There will be a delay, a delay will occur, but it will continue to sync afterwards, right?

| username: Kongdom | Original post link

If the datetime field does not set precision, the default precision is 0, which only retains up to seconds. In practice, this should be a lossy adjustment. It seems unlikely that the metadata would remain unchanged.

| username: wluckdog | Original post link

The actual type will move the actual data, and CDC will have a delay. When I moved a 10G table, the downstream Kafka data volume surged.

| username: wluckdog | Original post link

You probably haven’t encountered any issues. For a 10G table, the downstream Kafka can handle one to two hundred gigabytes. If you need to modify a very large table, the downstream Kafka can be overwhelmed.

| username: 烂番薯0 | Original post link

Indeed, we haven’t encountered this issue. We are using downstream MySQL and haven’t had to modify data types yet. If what you say is true, then downstream MySQL might also be unable to synchronize.

| username: TIDB-Learner | Original post link

If there is no business data being written at night, you can stop CDC first.
Personally, I feel that the two time types can be losslessly converted by configuration, with timestamp converted to datetime.

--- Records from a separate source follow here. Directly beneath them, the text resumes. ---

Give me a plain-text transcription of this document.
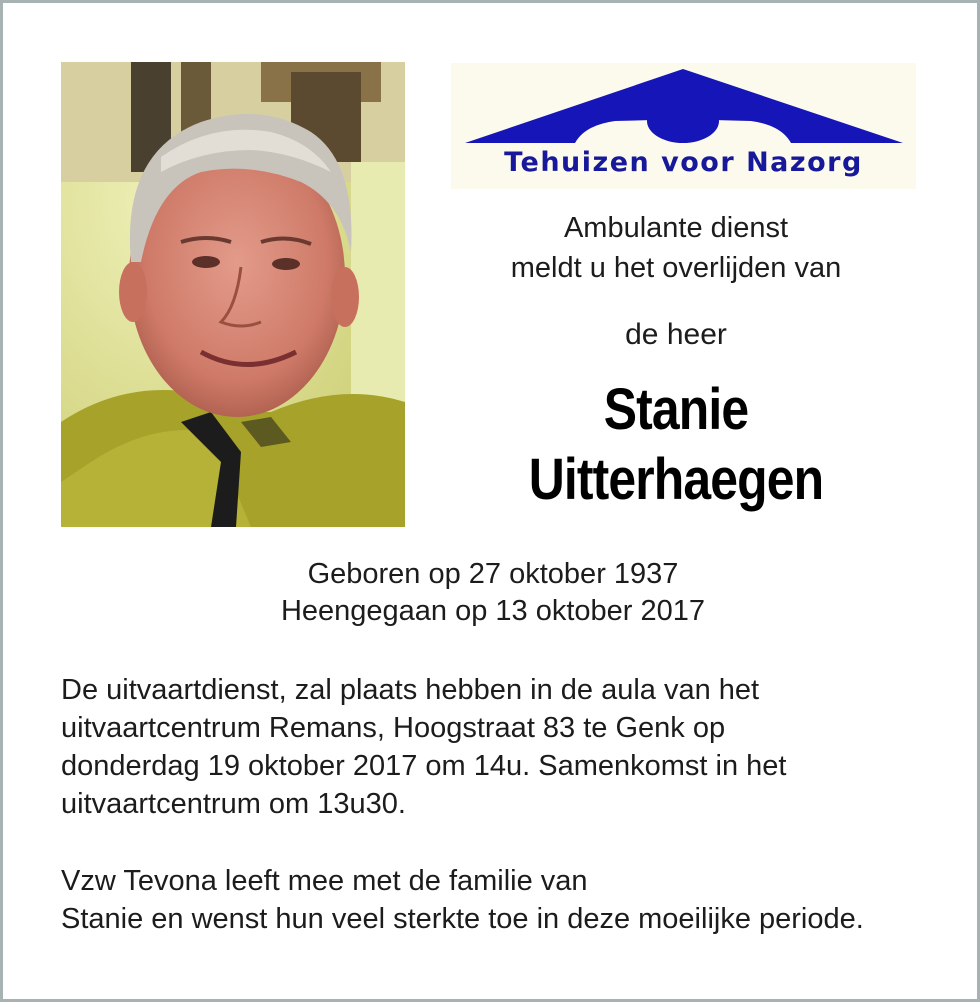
Tehuizen voor Nazorg
Ambulante dienst
meldt u het overlijden van
de heer
Stanie
Uitterhaegen
Geboren op 27 oktober 1937
Heengegaan op 13 oktober 2017
De uitvaartdienst, zal plaats hebben in de aula van het
uitvaartcentrum Remans, Hoogstraat 83 te Genk op
donderdag 19 oktober 2017 om 14u. Samenkomst in het
uitvaartcentrum om 13u30.
Vzw Tevona leeft mee met de familie van
Stanie en wenst hun veel sterkte toe in deze moeilijke periode.
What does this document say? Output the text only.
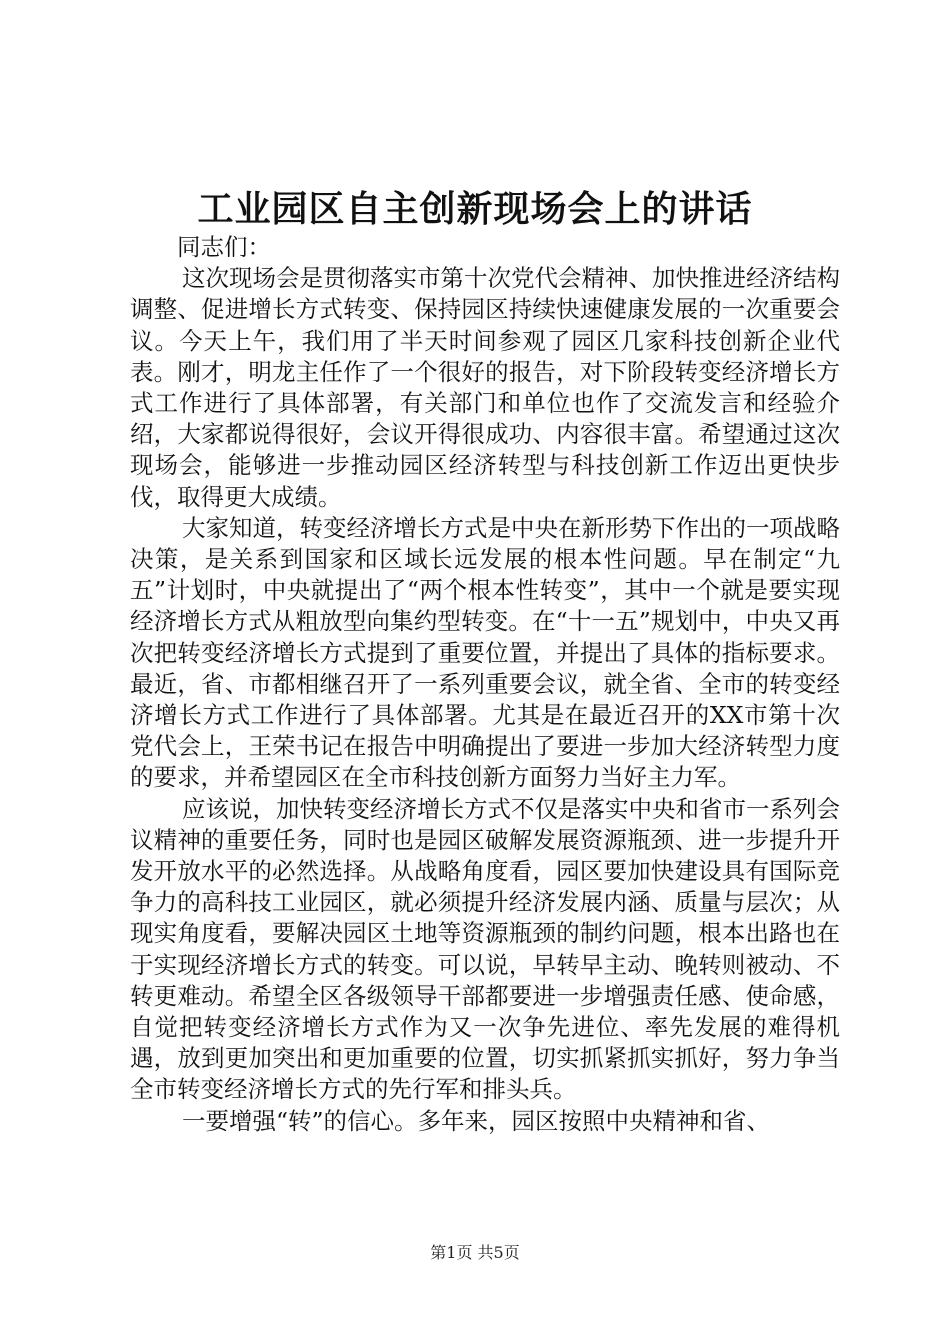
工业园区自主创新现场会上的讲话

同志们：

这次现场会是贯彻落实市第十次党代会精神、加快推进经济结构调整、促进增长方式转变、保持园区持续快速健康发展的一次重要会议。今天上午，我们用了半天时间参观了园区几家科技创新企业代表。刚才，明龙主任作了一个很好的报告，对下阶段转变经济增长方式工作进行了具体部署，有关部门和单位也作了交流发言和经验介绍，大家都说得很好，会议开得很成功、内容很丰富。希望通过这次现场会，能够进一步推动园区经济转型与科技创新工作迈出更快步伐，取得更大成绩。

大家知道，转变经济增长方式是中央在新形势下作出的一项战略决策，是关系到国家和区域长远发展的根本性问题。早在制定“九五”计划时，中央就提出了“两个根本性转变”，其中一个就是要实现经济增长方式从粗放型向集约型转变。在“十一五”规划中，中央又再次把转变经济增长方式提到了重要位置，并提出了具体的指标要求。最近，省、市都相继召开了一系列重要会议，就全省、全市的转变经济增长方式工作进行了具体部署。尤其是在最近召开的XX市第十次党代会上，王荣书记在报告中明确提出了要进一步加大经济转型力度的要求，并希望园区在全市科技创新方面努力当好主力军。

应该说，加快转变经济增长方式不仅是落实中央和省市一系列会议精神的重要任务，同时也是园区破解发展资源瓶颈、进一步提升开发开放水平的必然选择。从战略角度看，园区要加快建设具有国际竞争力的高科技工业园区，就必须提升经济发展内涵、质量与层次；从现实角度看，要解决园区土地等资源瓶颈的制约问题，根本出路也在于实现经济增长方式的转变。可以说，早转早主动、晚转则被动、不转更难动。希望全区各级领导干部都要进一步增强责任感、使命感，自觉把转变经济增长方式作为又一次争先进位、率先发展的难得机遇，放到更加突出和更加重要的位置，切实抓紧抓实抓好，努力争当全市转变经济增长方式的先行军和排头兵。

一要增强“转”的信心。多年来，园区按照中央精神和省、

第1页 共5页
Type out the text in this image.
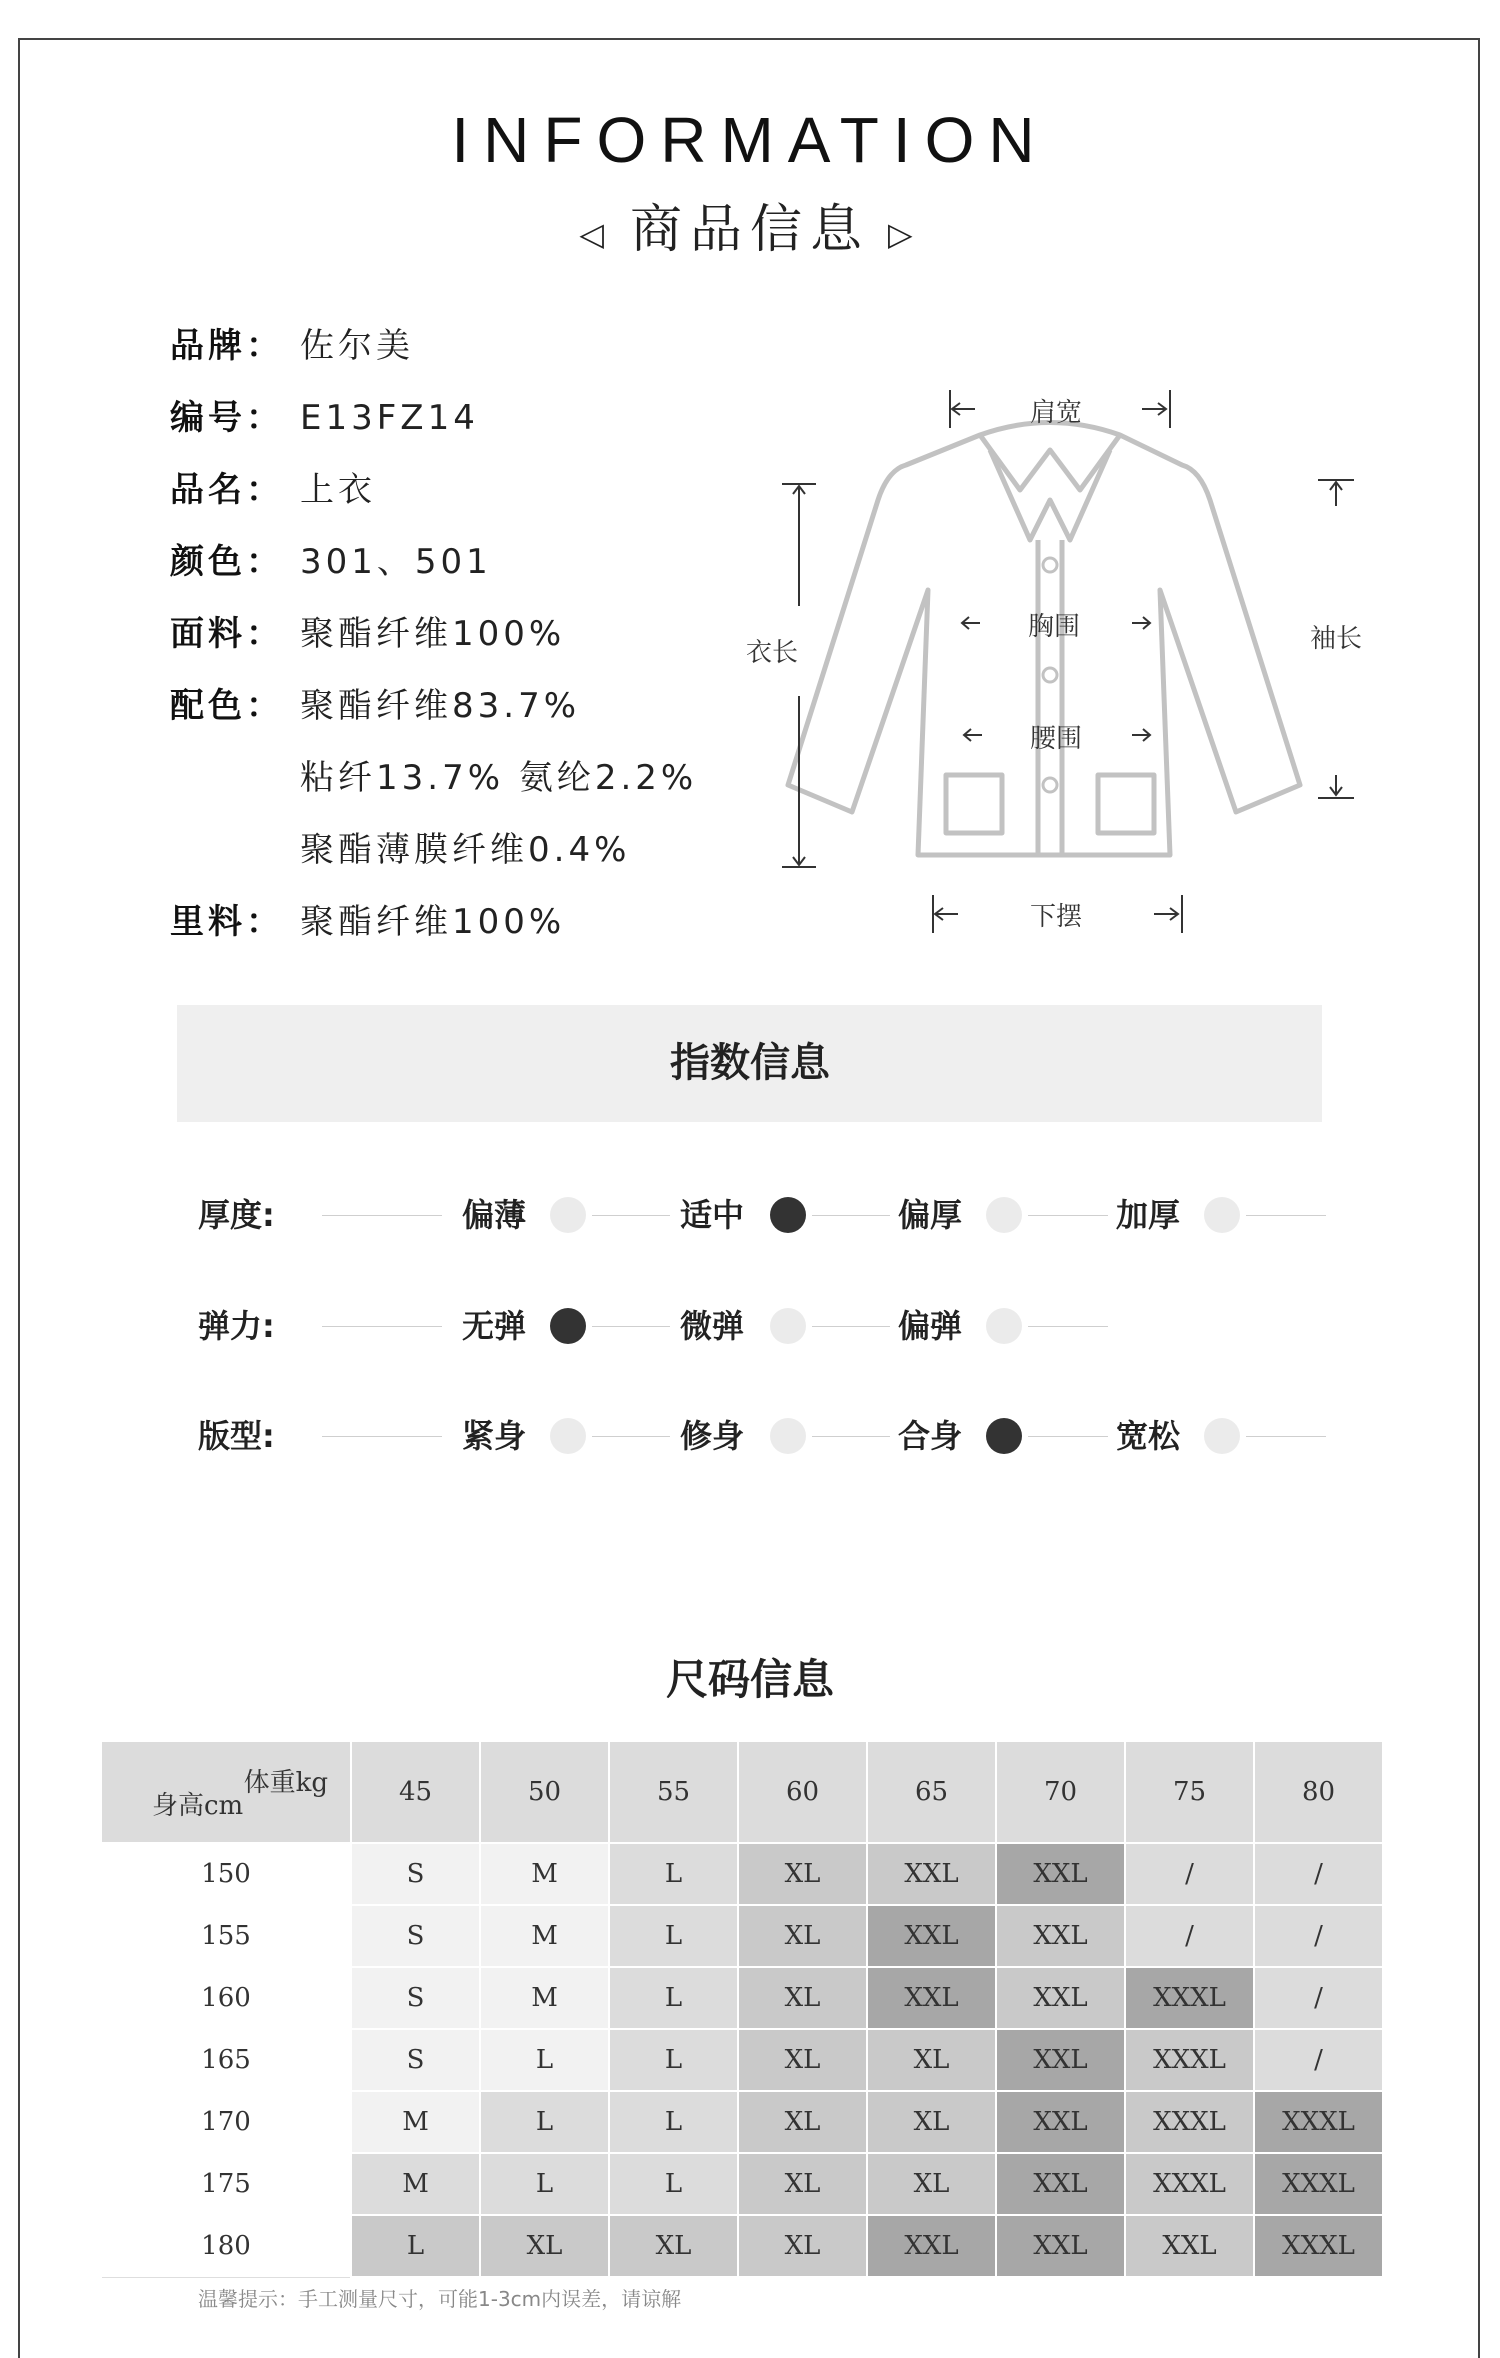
INFORMATION
◁ 商品信息 ▷
品牌： 佐尔美
编号： E13FZ14
品名： 上衣
颜色： 301、501
面料： 聚酯纤维100%
配色： 聚酯纤维83.7%
粘纤13.7% 氨纶2.2%
聚酯薄膜纤维0.4%
里料： 聚酯纤维100%
肩宽
衣长
胸围
腰围
袖长
下摆
指数信息
厚度:	偏薄	适中	偏厚	加厚
弹力:	无弹	微弹	偏弹
版型:	紧身	修身	合身	宽松
尺码信息
体重kg
身高cm	45	50	55	60	65	70	75	80
150	S	M	L	XL	XXL	XXL	/	/
155	S	M	L	XL	XXL	XXL	/	/
160	S	M	L	XL	XXL	XXL	XXXL	/
165	S	L	L	XL	XL	XXL	XXXL	/
170	M	L	L	XL	XL	XXL	XXXL	XXXL
175	M	L	L	XL	XL	XXL	XXXL	XXXL
180	L	XL	XL	XL	XXL	XXL	XXL	XXXL
温馨提示：手工测量尺寸，可能1-3cm内误差，请谅解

Apart from the different storage requirements between DATETIME and TIMESTAMP:
The TIMESTAMP data type converts date and time data to UTC (Coordinated Universal Time) for storage and also converts the data to the current time zone when queried.
The DATETIME data type stores the exact time inputted and returns the same time when queried, without any time zone conversion.
The initial values for DATETIME and TIMESTAMP can be set to null, any timestamp within the valid range, or the current timestamp.

| username: tidb菜鸟一只 | Original post link

Wouldn’t changing varchar(10) to 5 be equivalent to modifying the current field to substr(1,5) of the current field?